The following are some recent prosecutions of companies and individuals for exports of U.S. items and technology to China in violation of U.S. export control laws.xxii

  • May 30, 2013: A Chinese citizen pled guilty in the Eastern District of New York for attempting to export weapons-grade carbon fiber from the United States to China. The carbon fiber is a high-tech material used frequently in military, defense and aerospace industries, and which is therefore closely regulated. The defendant will face up to 20 years in prison and a fine of up to $1 million.xxiii
  • January 17, 2013: A U.S. district court in the Eastern District of Pennsylvania sentenced a U.S. national to 42 months in prison, three years’ supervised release and a $1,000 fine for exporting 57 microwave amplifiers from the U.S. to customers in India and China without an export control license. This investigation was conducted by the BIS under suspected EAR export control violations.
  • December 18, 2012: The Department of Justice (‘DOJ’) indicted two Chinese nationals for alleged export and money-laundering violations in connection with efforts to obtain dual-use programmable logic devices (‘PLDs’) having possible military applications from the United States for export to China. The FBI investigated the case in cooperation with the BIS.
  • December 6, 2012: A U.S. national was arrested on an indictment for allegedly using his U.S. company, Dahua Electronics Corporation, to export rocket nozzle coatings and other goods controlled under the ITAR to China. He also exported microwave amplifiers controlled under the EAR to China by falsely stating that the goods were destined for an educational institution in New York, rather than military uses in China.
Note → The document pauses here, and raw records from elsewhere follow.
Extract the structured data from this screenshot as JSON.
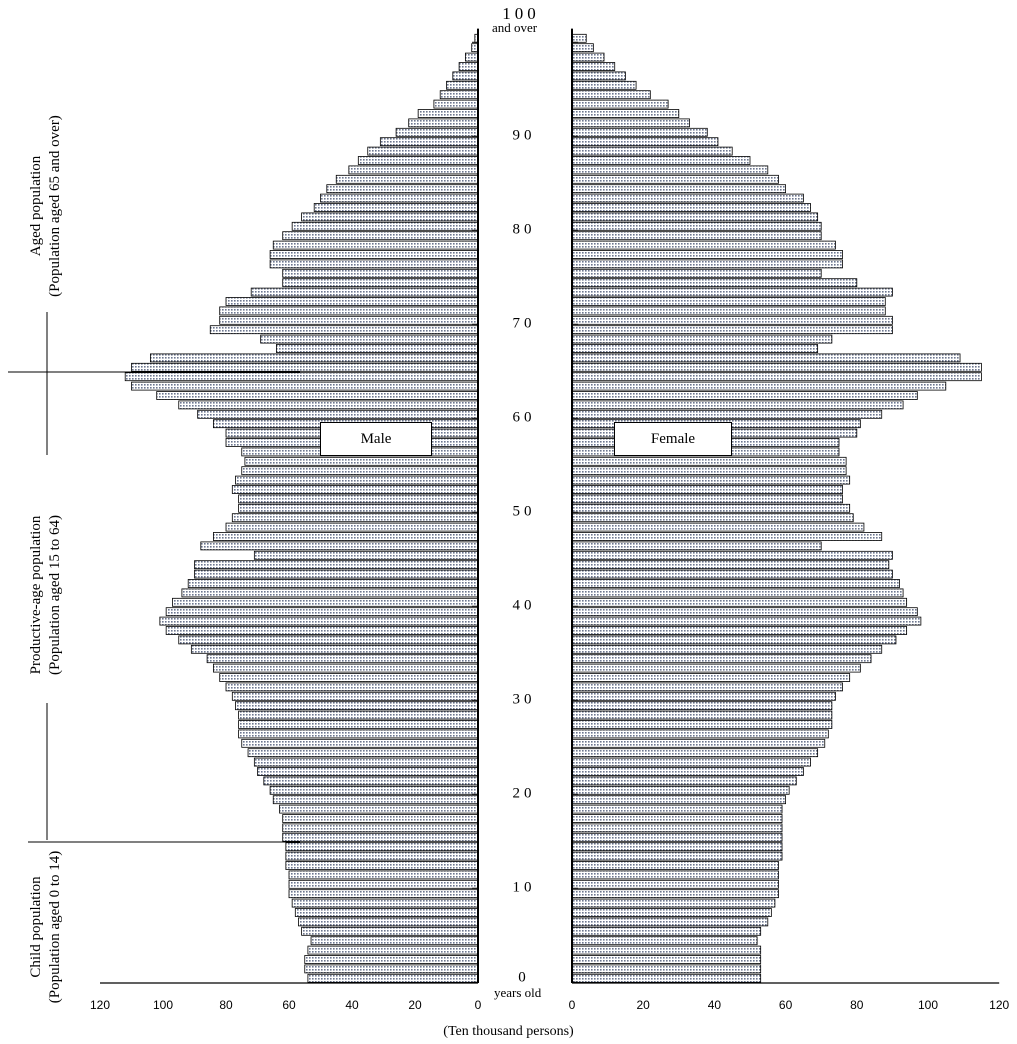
{
  "chart_data": {
    "type": "bar",
    "orientation": "horizontal",
    "xlabel": "(Ten thousand persons)",
    "age_axis_unit": "years old",
    "age_top_suffix": "and over",
    "age_ticks": [
      "0",
      "10",
      "20",
      "30",
      "40",
      "50",
      "60",
      "70",
      "80",
      "90",
      "100"
    ],
    "x_ticks": [
      "0",
      "20",
      "40",
      "60",
      "80",
      "100",
      "120"
    ],
    "xlim": [
      0,
      120
    ],
    "group_labels": [
      {
        "line1": "Aged population",
        "line2": "(Population aged 65 and over)"
      },
      {
        "line1": "Productive-age population",
        "line2": "(Population aged 15 to 64)"
      },
      {
        "line1": "Child population",
        "line2": "(Population aged 0 to 14)"
      }
    ],
    "ages": [
      0,
      1,
      2,
      3,
      4,
      5,
      6,
      7,
      8,
      9,
      10,
      11,
      12,
      13,
      14,
      15,
      16,
      17,
      18,
      19,
      20,
      21,
      22,
      23,
      24,
      25,
      26,
      27,
      28,
      29,
      30,
      31,
      32,
      33,
      34,
      35,
      36,
      37,
      38,
      39,
      40,
      41,
      42,
      43,
      44,
      45,
      46,
      47,
      48,
      49,
      50,
      51,
      52,
      53,
      54,
      55,
      56,
      57,
      58,
      59,
      60,
      61,
      62,
      63,
      64,
      65,
      66,
      67,
      68,
      69,
      70,
      71,
      72,
      73,
      74,
      75,
      76,
      77,
      78,
      79,
      80,
      81,
      82,
      83,
      84,
      85,
      86,
      87,
      88,
      89,
      90,
      91,
      92,
      93,
      94,
      95,
      96,
      97,
      98,
      99,
      100
    ],
    "series": [
      {
        "name": "Male",
        "color": "#c7ccd9",
        "values": [
          54,
          55,
          55,
          54,
          53,
          56,
          57,
          58,
          59,
          60,
          60,
          60,
          61,
          61,
          61,
          62,
          62,
          62,
          63,
          65,
          66,
          68,
          70,
          71,
          73,
          75,
          76,
          76,
          76,
          77,
          78,
          80,
          82,
          84,
          86,
          91,
          95,
          99,
          101,
          99,
          97,
          94,
          92,
          90,
          90,
          71,
          88,
          84,
          80,
          78,
          76,
          76,
          78,
          77,
          75,
          74,
          75,
          80,
          80,
          84,
          89,
          95,
          102,
          110,
          112,
          110,
          104,
          64,
          69,
          85,
          82,
          82,
          80,
          72,
          62,
          62,
          66,
          66,
          65,
          62,
          59,
          56,
          52,
          50,
          48,
          45,
          41,
          38,
          35,
          31,
          26,
          22,
          19,
          14,
          12,
          10,
          8,
          6,
          4,
          2,
          1
        ]
      },
      {
        "name": "Female",
        "color": "#c7ccd9",
        "values": [
          53,
          53,
          53,
          53,
          52,
          53,
          55,
          56,
          57,
          58,
          58,
          58,
          58,
          59,
          59,
          59,
          59,
          59,
          59,
          60,
          61,
          63,
          65,
          67,
          69,
          71,
          72,
          73,
          73,
          73,
          74,
          76,
          78,
          81,
          84,
          87,
          91,
          94,
          98,
          97,
          94,
          93,
          92,
          90,
          89,
          90,
          70,
          87,
          82,
          79,
          78,
          76,
          76,
          78,
          77,
          77,
          75,
          75,
          80,
          81,
          87,
          93,
          97,
          105,
          115,
          115,
          109,
          69,
          73,
          90,
          90,
          88,
          88,
          90,
          80,
          70,
          76,
          76,
          74,
          70,
          70,
          69,
          67,
          65,
          60,
          58,
          55,
          50,
          45,
          41,
          38,
          33,
          30,
          27,
          22,
          18,
          15,
          12,
          9,
          6,
          4
        ]
      }
    ]
  }
}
This investigation was conducted by the BIS and FBI under suspected EAR export control violations.
  • December 5, 2012: The BIS charged a U.S. national for EAR export control violations for causing the export of sensitive U.S. carbon fiber from the U.S. to Belgium and then causing the illegal transhipment of the sensitive carbon fiber to China.
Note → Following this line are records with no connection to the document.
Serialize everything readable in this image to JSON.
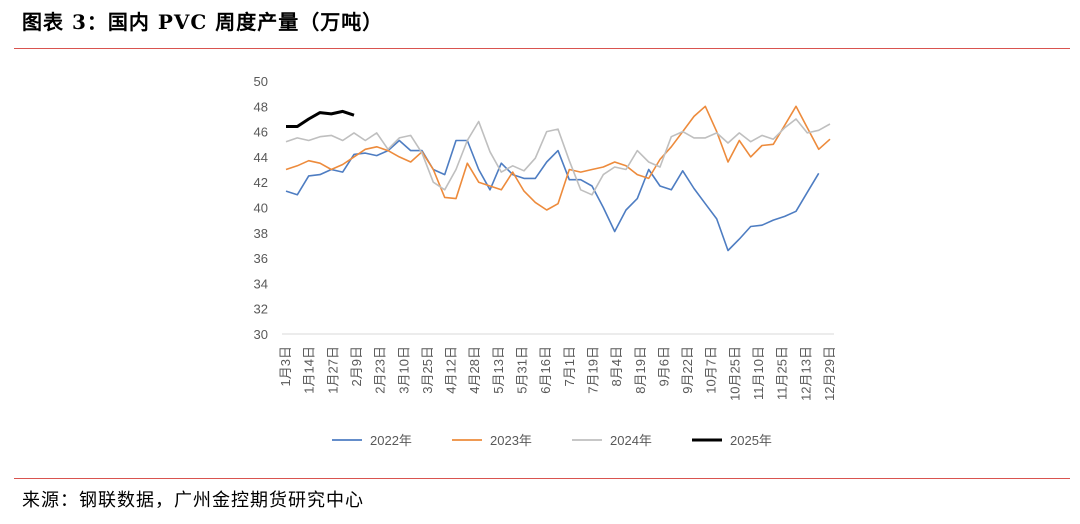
{
  "header": {
    "title": "图表 3：国内 PVC 周度产量（万吨）"
  },
  "footer": {
    "source": "来源：钢联数据，广州金控期货研究中心"
  },
  "chart_data": {
    "type": "line",
    "title": "图表 3：国内 PVC 周度产量（万吨）",
    "ylabel": "万吨",
    "ylim": [
      30,
      50
    ],
    "yticks": [
      30,
      32,
      34,
      36,
      38,
      40,
      42,
      44,
      46,
      48,
      50
    ],
    "x_tick_labels": [
      "1月3日",
      "1月14日",
      "1月27日",
      "2月9日",
      "2月23日",
      "3月10日",
      "3月25日",
      "4月12日",
      "4月28日",
      "5月13日",
      "5月31日",
      "6月16日",
      "7月1日",
      "7月19日",
      "8月4日",
      "8月19日",
      "9月6日",
      "9月22日",
      "10月7日",
      "10月25日",
      "11月10日",
      "11月25日",
      "12月13日",
      "12月29日"
    ],
    "grid": false,
    "legend": "bottom",
    "series": [
      {
        "name": "2022年",
        "color": "#4e7dc2",
        "values": [
          41.3,
          41.0,
          42.5,
          42.6,
          43.0,
          42.8,
          44.2,
          44.3,
          44.1,
          44.5,
          45.3,
          44.5,
          44.5,
          43.0,
          42.6,
          45.3,
          45.3,
          43.0,
          41.4,
          43.5,
          42.6,
          42.3,
          42.3,
          43.6,
          44.5,
          42.2,
          42.2,
          41.7,
          40.0,
          38.1,
          39.8,
          40.7,
          43.0,
          41.7,
          41.4,
          42.9,
          41.5,
          40.3,
          39.1,
          36.6,
          37.5,
          38.5,
          38.6,
          39.0,
          39.3,
          39.7,
          41.2,
          42.7
        ]
      },
      {
        "name": "2023年",
        "color": "#ed8b3c",
        "values": [
          43.0,
          43.3,
          43.7,
          43.5,
          43.0,
          43.4,
          44.0,
          44.6,
          44.8,
          44.5,
          44.0,
          43.6,
          44.4,
          43.0,
          40.8,
          40.7,
          43.5,
          42.0,
          41.7,
          41.4,
          42.8,
          41.3,
          40.4,
          39.8,
          40.3,
          43.0,
          42.8,
          43.0,
          43.2,
          43.6,
          43.3,
          42.6,
          42.3,
          43.8,
          44.8,
          46.0,
          47.2,
          48.0,
          46.0,
          43.6,
          45.3,
          44.0,
          44.9,
          45.0,
          46.5,
          48.0,
          46.3,
          44.6,
          45.4
        ]
      },
      {
        "name": "2024年",
        "color": "#bfbfbf",
        "values": [
          45.2,
          45.5,
          45.3,
          45.6,
          45.7,
          45.3,
          45.9,
          45.3,
          45.9,
          44.6,
          45.5,
          45.7,
          44.3,
          42.0,
          41.4,
          43.0,
          45.3,
          46.8,
          44.4,
          42.8,
          43.3,
          42.9,
          43.9,
          46.0,
          46.2,
          43.7,
          41.4,
          41.0,
          42.6,
          43.2,
          43.0,
          44.5,
          43.6,
          43.2,
          45.6,
          46.0,
          45.5,
          45.5,
          45.9,
          45.1,
          45.9,
          45.2,
          45.7,
          45.4,
          46.3,
          47.0,
          45.9,
          46.1,
          46.6
        ]
      },
      {
        "name": "2025年",
        "color": "#000000",
        "values": [
          46.4,
          46.4,
          47.0,
          47.5,
          47.4,
          47.6,
          47.3
        ]
      }
    ]
  }
}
  • December 3, 2012: The BIS charged a Chinese company, China Nuclear Industry Huaxing Construction Co., Ltd., for export control violations under EAR for engaging in the transhipment of sensitive U.S. high-performance coatings from China to a nuclear reactor in Pakistan.
  • October 4, 2012: The DDTC charged a Chinese national for export control violations under ITAR for illegal weapons trafficking and exporting multiple shipments of firearms from the U.S. to China.
  • September 26, 2012: The DOJ convicted a Chinese national for export control violations under ITAR for taking export-controlled technical data on military technology from a U.S. employer to China on his laptop without a U.S. export control license.
  • July 24, 2012: The BIS charged a Singapore company, which then entered into a settlement agreement and agreed to pay a fine of $110,000 for export control violations under EAR, for engaging in the transhipment of sensitive U.S.-origin technologies to two Chinese nationals in China.
  • June 28, 2012: The DDTC filed charges against United Technologies subsidiaries (Pratt & Whitney Canada and Hamilton Sundstrand), which pled guilty to criminal charges under ITAR and agreed to pay a fine of $75 million for helping China develop a new attack helicopter by providing electronic engine control software.
  • May 23, 2012: The BIS charged a Chinese national who was a sales manager at MKS Instruments Shanghai, Ltd., a Chinese subsidiary of a U.S. company, for causing millions of dollars of sensitive pressure-measuring sensors to be exported from the U.S. and delivered to unauthorized end-users by using export licenses fraudulently obtained from the BIS.